Cette année seulement, selon le portail Xenowatch, qui surveille les cas de xénophobie dans le pays, il y a eu 40 cas – la moyenne annuelle se situe entre 50 et 60.
Des experts entendus par le journal Folha de S.Paulo a souligné la xénophobie sud-africaine en raison d’un certain nombre de facteurs : le pays est le pays le plus inégal au monde, selon le World Inequality Report ; un taux de chômage élevé, qui se situe dans la fourchette de 28 % et qui est proche de 50 % en moyenne si l’on considère uniquement la population noire ; et le héritage de l’apartheid, qui a laissé un racisme structurel qui se retourne contre les Noirs d’autres pays africains.
« Aucune forme de colère, de frustration ou de lamentation ne peut justifier ces actes de destruction et ces crimes arbitraires. Il n’y a aucune excuse pour des attaques contre les maisons et les entreprises étrangères, tout comme il ne peut y avoir d’excuse pour la xénophobie ou toute forme d’intolérance », a déclaré le président sud-africain Cyril Ramaphosa.

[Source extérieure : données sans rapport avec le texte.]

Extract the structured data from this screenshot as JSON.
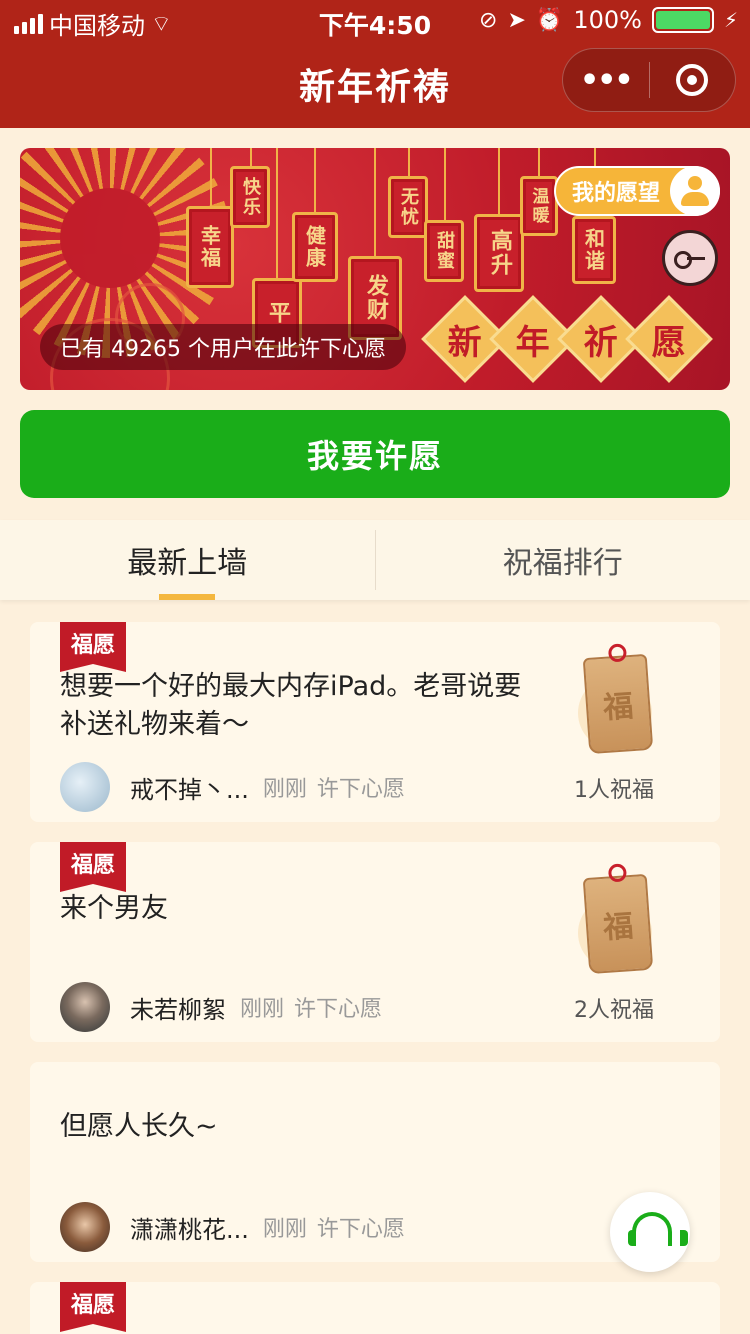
{
  "status": {
    "carrier": "中国移动",
    "time": "下午4:50",
    "battery": "100%"
  },
  "nav": {
    "title": "新年祈祷",
    "more": "•••"
  },
  "banner": {
    "my_wish": "我的愿望",
    "count_text": "已有 49265 个用户在此许下心愿",
    "title_chars": [
      "新",
      "年",
      "祈",
      "愿"
    ],
    "lanterns": [
      "幸福",
      "快乐",
      "平",
      "健康",
      "发财",
      "无忧",
      "甜蜜",
      "高升",
      "温暖",
      "和谐"
    ]
  },
  "main_button": "我要许愿",
  "tabs": [
    {
      "label": "最新上墙",
      "active": true
    },
    {
      "label": "祝福排行",
      "active": false
    }
  ],
  "wishes": [
    {
      "badge": "福愿",
      "text": "想要一个好的最大内存iPad。老哥说要补送礼物来着～",
      "user": "戒不掉丶...",
      "time": "刚刚",
      "action": "许下心愿",
      "tag_char": "福",
      "blessings": "1人祝福"
    },
    {
      "badge": "福愿",
      "text": "来个男友",
      "user": "未若柳絮",
      "time": "刚刚",
      "action": "许下心愿",
      "tag_char": "福",
      "blessings": "2人祝福"
    },
    {
      "badge": "",
      "text": "但愿人长久~",
      "user": "潇潇桃花...",
      "time": "刚刚",
      "action": "许下心愿"
    },
    {
      "badge": "福愿"
    }
  ],
  "colors": {
    "nav_bg": "#b02418",
    "page_bg": "#fdf0dc",
    "green": "#1aad19",
    "badge_red": "#c11b27",
    "gold": "#f4b73e"
  }
}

Le discours anti-immigration est toutefois exploité par les politiciens sud-africains dans leurs campagnes électorales, dont le président lui-même et le maire de Johannesburg, Herman Mashaba.
Réactions
La violence contre les immigrés – et la réaction timide du gouvernement sud-africain – suscite déjà des réactions dans d’autres pays du continent, dans différents domaines tels que l’économie, les relations internationales et même dans le sport.
Le Nigeria, qui connaît déjà un moment de tensions avec le gouvernement sud-africain, a boycotté la semaine dernière un forum économique qui s’est tenu au Cap.
Les équipes de football de Zambie et de Madagascar ont annulé les matchs amicaux prévus avec les Sud-Africains. La compagnie aérienne Air Tanzania a décidé de suspendre temporairement ses vols vers le pays.
La chanteuse nigériane Tiwa Savage a également décidé d’annuler un spectacle qu’elle avait prévu pour le 21 à Johannesburg en répudiation de la vague de violence.
Je refuse de regarder les massacres barbares de mon peuple en Afrique du Sud. C’est MALADE. C’est pour cette raison que je ne me produirai PAS au prochain festival DSTV Delicious à Johannesburg le 21 septembre. Mes prières vont à toutes les victimes et à toutes les familles touchées par cette situation.
Retours forcés– Tiwa Savage (@TiwaSavage) 4 septembre 2019
Face à la nouvelle vague de xénophobie, les migrants vivant en Afrique du Sud ont préféré quitter le pays.
Selon RFI (Radio France International), le gouvernement nigérian devrait promouvoir le rapatriement de 600 citoyens vivant actuellement en Afrique du Sud cette semaine.
Le même mouvement, toujours selon le RFI, a été réalisé cette semaine par 397 citoyens du Mozambique – les Mozambicains étaient l’une des plus grandes communautés de migrants d’Afrique du Sud, estimée à 2 millions de personnes.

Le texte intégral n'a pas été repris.